Monday, April 4, 2011

A client teaches me about letting go

“Have you ever read the Dice Man?” Ana asked.

Ana is my client. She is a woman in her mid-twenties just getting out of a passionate and tumultuous relationship. In the wake of the break-up she has been thinking about excitement and attraction vs stability and safety. Like most people, she wants both but has found it difficult to find the balance.
The Dice Man is a novel that was fashionable in the 1970s about a bored psychiatrist who begins making decisions based on the role of the dice. His method is to write out a list of options and then let the dice decide which one to take. Thus, he controls the parameters but the dice ultimately make the decision. The theory is that by listing options that you wouldn’t normally choose along with more conventional choices allows expression of parts of the personality that you usually doesn’t allow to see the light of day.

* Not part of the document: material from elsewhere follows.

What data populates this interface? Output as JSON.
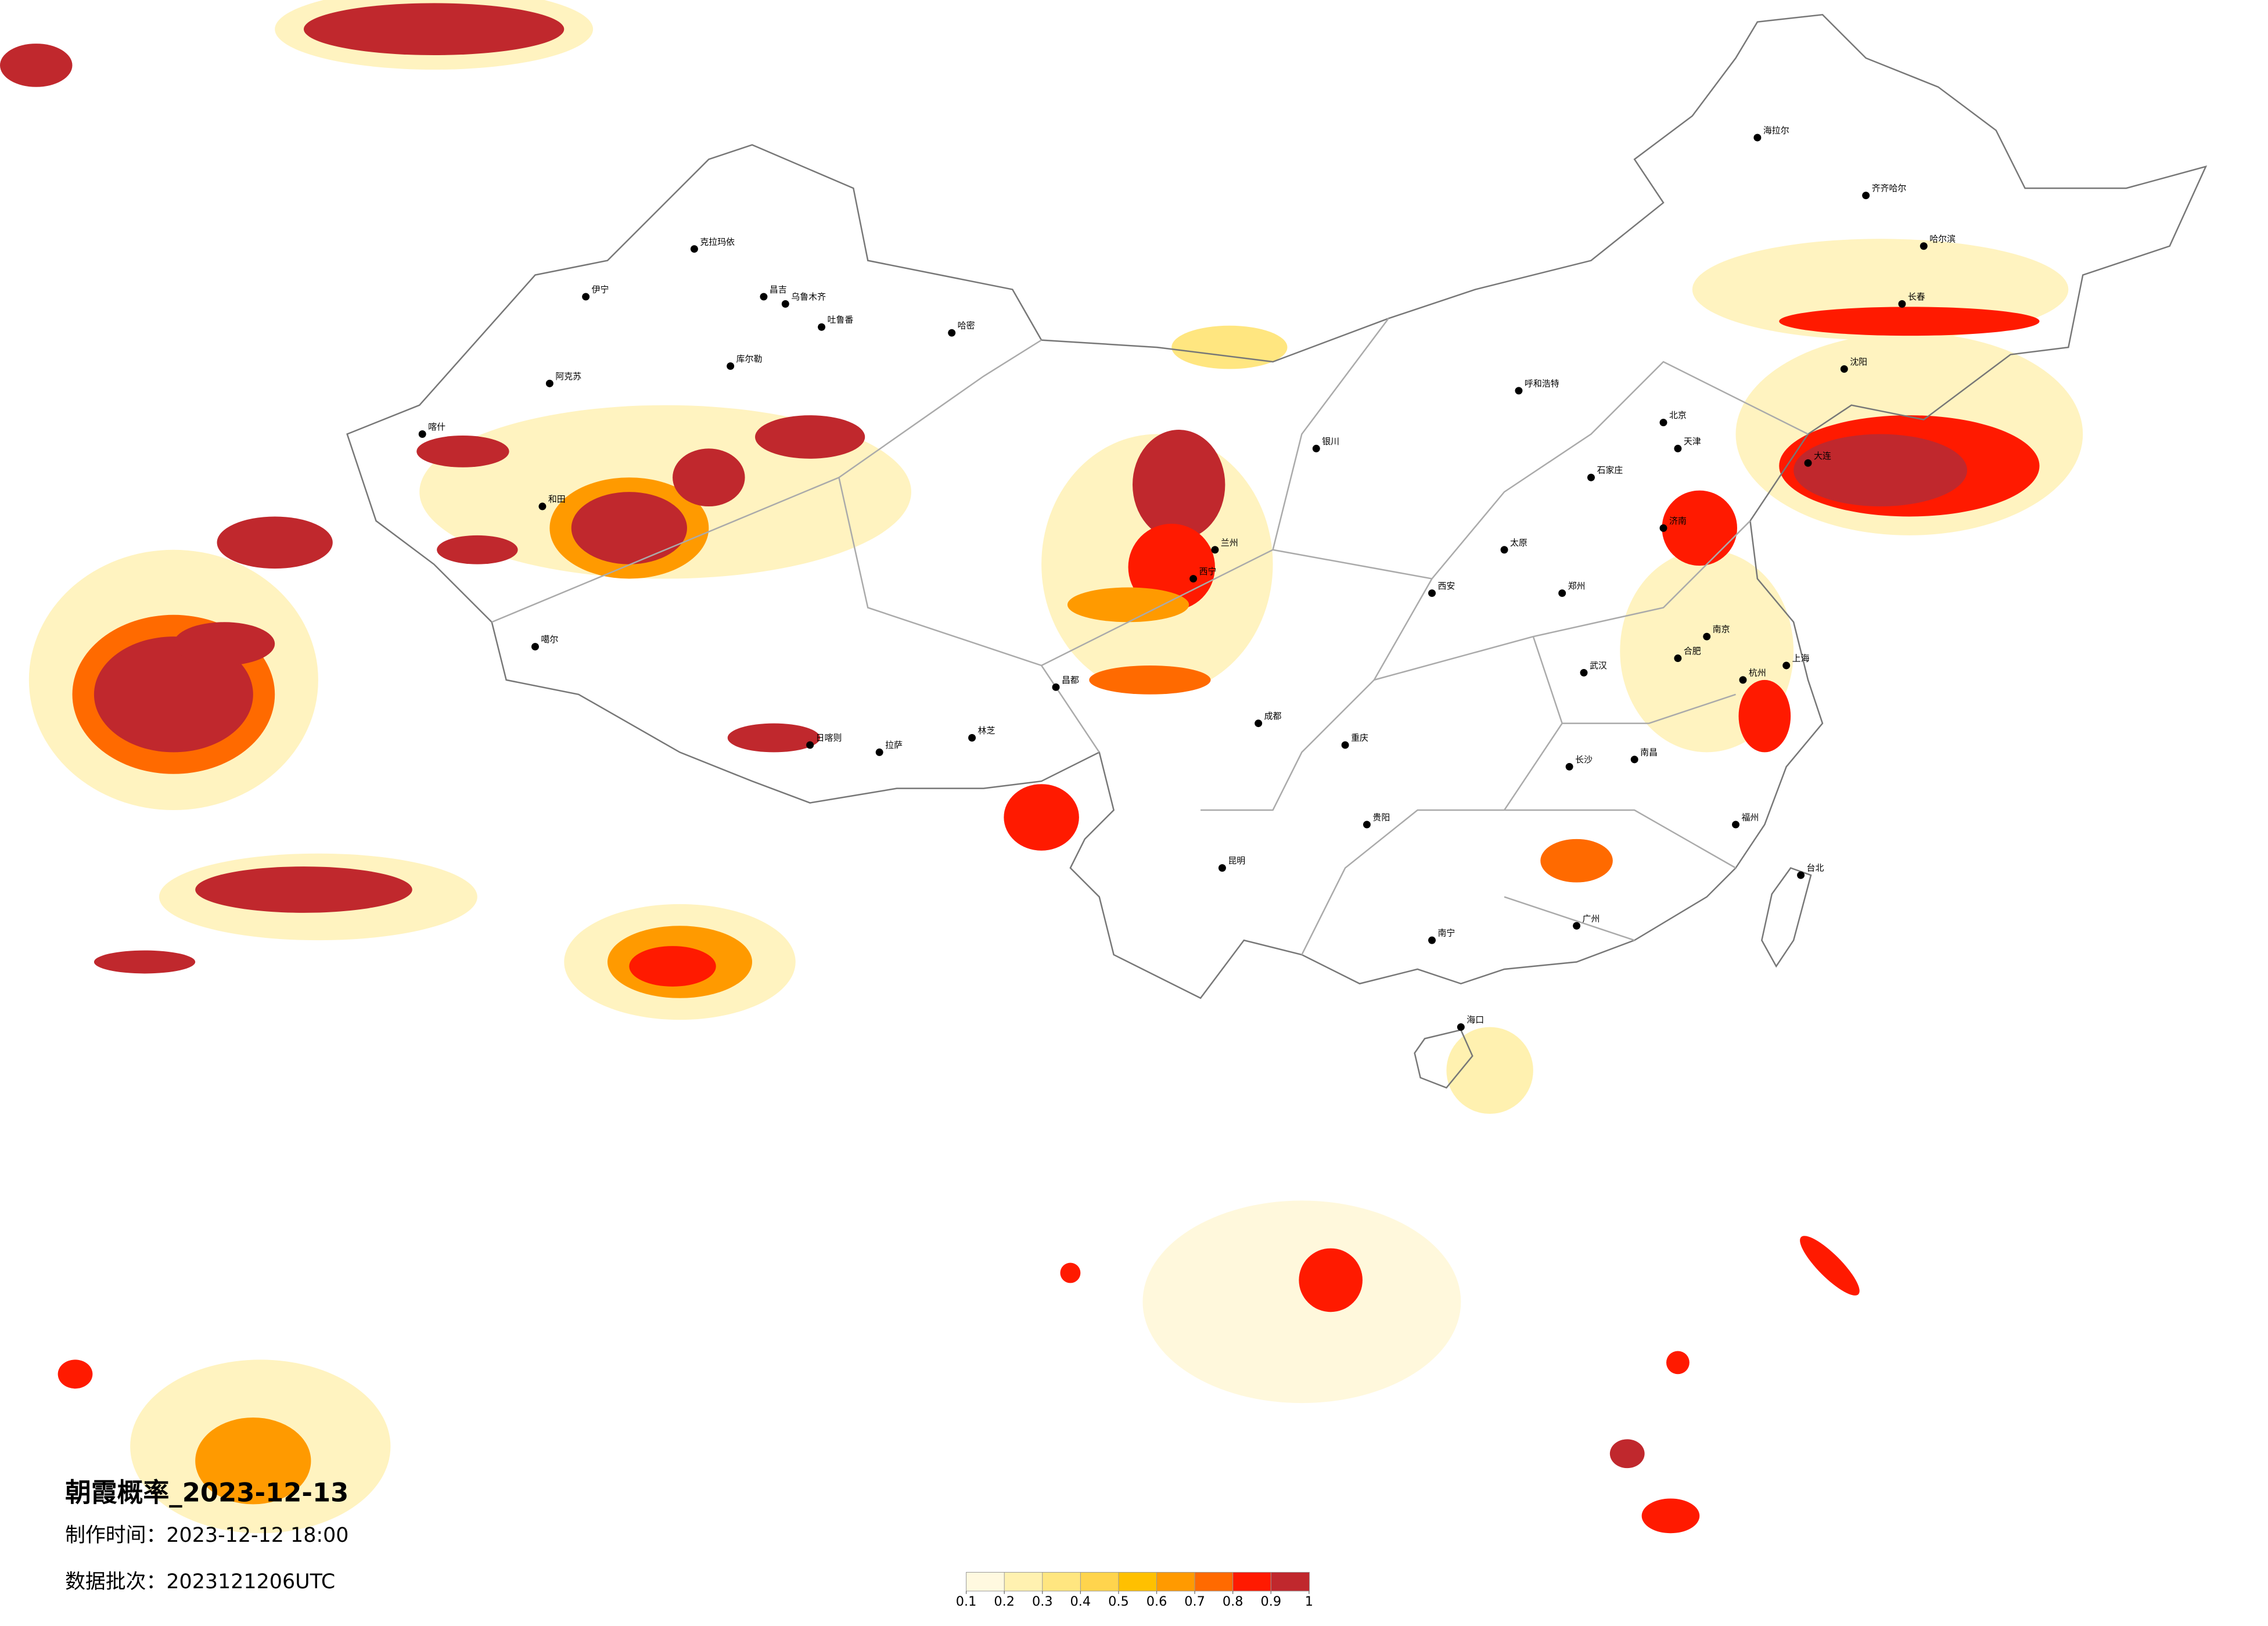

“Yeah, I read it,” I said.
“What did you think?”
“I’ve used the dice to determine what I do on a Saturday night, but I don’t recommend making major life decisions this way.”
“The Dice Man wasn’t reliable.”
 “No, he wasn’t. He left his wife because the dice told him to.”
“I want someone who is reliable”.
“But you knew that [dude she broke up with] wasn’t reliable from the beginning.”
“Yeah, I know.”
“The thing is I don’t want to always have to be reliable. I mean I am reliable. I was brought up this way. But what if I don’t always want to be there for the other person?”

Ana was wrestling with seeing life in grays instead of in black and white. There are parts of her that crave safety and reliability in a man, and other parts that want passion and wildness. Similarly, there are parts of her that like to be reliable and others that want to be wild and unpredictable.

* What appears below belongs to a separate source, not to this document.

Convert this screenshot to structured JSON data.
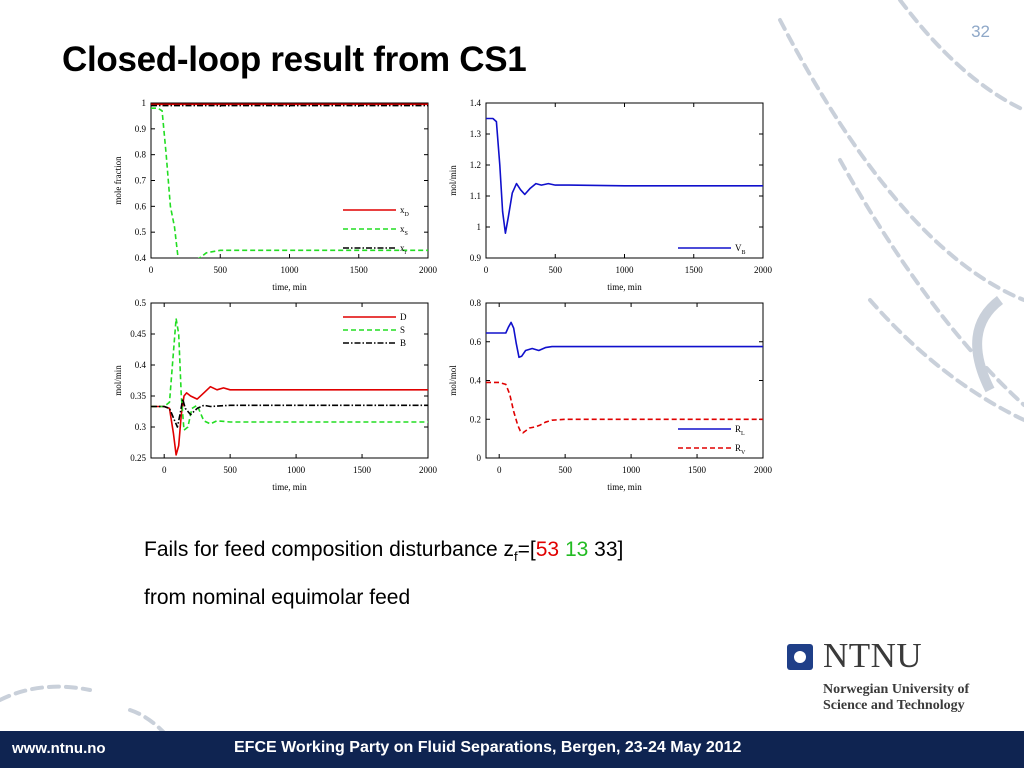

“The crazy thing,” she said, “is that I have been watching myself and I can change pretty drastically in the span of a few minutes. This morning I felt sad about the break-up for a while, but I didn’t fight it and it went away.”

“Sounds like you are judging yourself less.” A few weeks ago, I pointed out to Ana how often she said she shouldn’t feel how she was feeling. I suggested dropping the shoulds and experimenting with letting herself experience her feelings more.

“I think of it as letting go,” she said. “You know, today I had this experience with this girl I work with. She is someone who I have felt like a mentor to. I am a little bit older, and I have worked at the job longer.  But now she got into law school which I have been thinking of applying to for a long time. And she got a date with this guy at work who I think is cute. I have been thinking about making a connection with him for a long time, but I just never did it.”

“How did that feel?” I hate this question, but sometimes it is appropriate.

“It’s funny. Normally, this would get me down. I would feel jealous. I would feel like I should have done what she did. But today it just struck me as kind of funny.”


 “Yeah, like I just didn’t take it so serious. She used to look up to me, and now life has us switching roles.

“The student has become the master.”


There had been a similar yet subtle shift in the roles between me and Ana. By accepting her experience and lightening up, she was teaching me to do the same. Learning from clients is one of the best parts of therapy, but it also brings up some anxiety about roles.  Should I be accepting money from someone who is teaching me?

Feeling more like a chatty friend having a philosophical conversation than her therapist, I said, “Have you ever had the experience where you feel really attractive and cool and then later in the same day something happens and you feel like a loser?”

“Yeah. But I am feeling less hung up on it. And being the loser isn’t all bad. When I feel like a loser, I don’t experience so much pressure.”

“We can’t be winners all the time, and it is stressful to try to always be at the top.”

“No. And letting myself be both…it feels so more peaceful.”